A Interris.it, Sauro Rossi (segretario Cisl Marche) e Giampiero Santoni (Fim Cisl) sulla crisi della ex Jp di Fabriano: "Ci sono le risorse per il rilancio. Possibile partecipazione statale fino a una quota del 30%"

ULTIMO AGGIORNAMENTO 14:36

“L’appello dell’arcivescovo di Fabriano e Camerino, Francesco Massara è un segno molto forte e importante lanciato dalla Chiesa per ricucire il tessuto sociale e occupazionale in un distretto fondamentale per l’industria italiana – afferma a Interris.it Sauro Rossi, segretario generale Cisl Marche -. Significativamente l’accorata esortazione al dialogo rivolta alle parti sociali dall’arcivescovo è stata rilanciata dal segretario generale della Cisl, Annamaria Furlan.

Sulla gravissima crisi della ex Jp di Fabriano le organizzazioni sindacali si muovono unitariamente per ottenere dal governo il blocco delle procedure di mobilità e il rilancio produttivo. Ci sono le possibilità per ottenere risultati concreti, cogliendo anche le opportunità offerte dalle nuove normative”. E’ in atto “a tutto campo”, precisa Rossi, “una ricognizione sul territorio per far emergere l’interesse verso una realtà produttiva di rilevanza nazionale. Il quadro è ampio rispetto e qualche mese fa c’è stato un accordo di programma. Le istituzioni locali e statali si sono attivate alla ricerca di una soluzione”.

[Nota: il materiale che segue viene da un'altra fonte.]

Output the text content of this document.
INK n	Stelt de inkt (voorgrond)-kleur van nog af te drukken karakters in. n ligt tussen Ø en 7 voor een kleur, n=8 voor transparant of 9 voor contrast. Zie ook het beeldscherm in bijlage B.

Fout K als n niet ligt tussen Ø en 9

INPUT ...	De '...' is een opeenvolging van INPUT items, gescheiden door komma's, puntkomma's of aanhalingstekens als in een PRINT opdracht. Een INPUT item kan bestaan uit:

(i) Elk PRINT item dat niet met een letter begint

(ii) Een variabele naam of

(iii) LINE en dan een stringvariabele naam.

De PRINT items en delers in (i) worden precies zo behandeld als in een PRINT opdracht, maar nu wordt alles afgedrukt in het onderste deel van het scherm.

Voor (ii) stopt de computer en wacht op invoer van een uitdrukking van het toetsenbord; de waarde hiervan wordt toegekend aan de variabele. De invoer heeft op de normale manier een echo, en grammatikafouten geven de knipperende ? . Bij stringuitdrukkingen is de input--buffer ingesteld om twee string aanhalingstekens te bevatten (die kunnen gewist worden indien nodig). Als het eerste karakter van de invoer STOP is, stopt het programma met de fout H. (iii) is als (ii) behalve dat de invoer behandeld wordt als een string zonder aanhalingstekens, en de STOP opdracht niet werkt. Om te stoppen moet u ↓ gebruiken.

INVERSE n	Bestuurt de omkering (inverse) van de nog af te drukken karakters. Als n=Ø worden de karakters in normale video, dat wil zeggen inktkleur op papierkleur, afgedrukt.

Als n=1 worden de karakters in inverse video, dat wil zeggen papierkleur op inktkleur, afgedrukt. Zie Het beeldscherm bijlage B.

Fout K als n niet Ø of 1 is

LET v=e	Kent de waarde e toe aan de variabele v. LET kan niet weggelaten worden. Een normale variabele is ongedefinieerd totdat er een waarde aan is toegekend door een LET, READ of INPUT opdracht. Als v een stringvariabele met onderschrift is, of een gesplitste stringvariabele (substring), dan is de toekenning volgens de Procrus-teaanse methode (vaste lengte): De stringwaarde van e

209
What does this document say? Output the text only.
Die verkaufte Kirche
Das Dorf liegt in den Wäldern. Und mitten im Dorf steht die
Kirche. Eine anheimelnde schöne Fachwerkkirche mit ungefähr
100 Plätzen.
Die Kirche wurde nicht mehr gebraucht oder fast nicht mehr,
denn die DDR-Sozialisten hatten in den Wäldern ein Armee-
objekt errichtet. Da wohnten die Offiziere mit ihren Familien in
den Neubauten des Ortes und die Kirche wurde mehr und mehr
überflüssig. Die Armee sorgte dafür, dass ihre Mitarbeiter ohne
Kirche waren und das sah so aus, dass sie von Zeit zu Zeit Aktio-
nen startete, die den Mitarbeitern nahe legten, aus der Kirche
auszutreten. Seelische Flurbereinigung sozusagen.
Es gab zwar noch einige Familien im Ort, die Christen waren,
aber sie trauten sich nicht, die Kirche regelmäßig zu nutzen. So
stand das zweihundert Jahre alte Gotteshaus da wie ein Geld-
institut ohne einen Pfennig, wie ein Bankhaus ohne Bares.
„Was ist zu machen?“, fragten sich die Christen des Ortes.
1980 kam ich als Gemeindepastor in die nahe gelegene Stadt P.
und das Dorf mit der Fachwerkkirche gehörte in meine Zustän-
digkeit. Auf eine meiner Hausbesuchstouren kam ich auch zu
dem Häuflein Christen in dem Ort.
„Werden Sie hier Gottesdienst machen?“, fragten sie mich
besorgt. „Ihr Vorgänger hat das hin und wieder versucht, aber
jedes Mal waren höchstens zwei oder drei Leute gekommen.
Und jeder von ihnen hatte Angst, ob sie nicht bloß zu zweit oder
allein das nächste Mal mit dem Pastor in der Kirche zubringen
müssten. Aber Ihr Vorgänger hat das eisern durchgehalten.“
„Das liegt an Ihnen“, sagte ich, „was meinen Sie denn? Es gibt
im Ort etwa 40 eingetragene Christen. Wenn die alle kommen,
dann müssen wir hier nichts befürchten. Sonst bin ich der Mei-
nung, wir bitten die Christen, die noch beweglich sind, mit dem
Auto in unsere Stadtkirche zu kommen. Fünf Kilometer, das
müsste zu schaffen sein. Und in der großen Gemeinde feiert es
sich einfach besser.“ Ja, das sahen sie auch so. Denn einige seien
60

L’impegno della Cisl nella mediazione

Nella trattativa sindacale alla ex Jp di Fabriano è impegnato in prima persona Giampiero Santoni, segretario regionale Fim Cisl. “Dal punto di vista dell’azienda le decisioni sembrano già essere state prese e non vedo l’intenzione del titolare della ex Jp di tornare sui propri passi. Mi sono progressivamente convinto che l’impegno dell’imprenditore sia ormai venuto meno – evidenzia Santoni a Interris.it-. Per un’azienda ferma da tempo serve ricercare l’interesse di altri imprenditori del territorio. Se si vuole ripartire ci sono disponibili in questo momento molti incentivi. Possibilità e spazi all’interno della vertenza ex Jp sono notevoli, oltre all’accordo di programma. Si può contare su incentivi regionali che finora non sono stati usati e su nuovi interventi messi in campo dal governo per fronteggiare la crisi economica provocata dalla pandemia. Il dl Agosto contiene incentivi per le assunzioni e sgravi contributivi per due anni. Il ministero per lo Sviluppo economico ha la possibilità di agire direttamente sulle aziende in crisi attraverso le partecipazioni statali fino a una quota del 30%”.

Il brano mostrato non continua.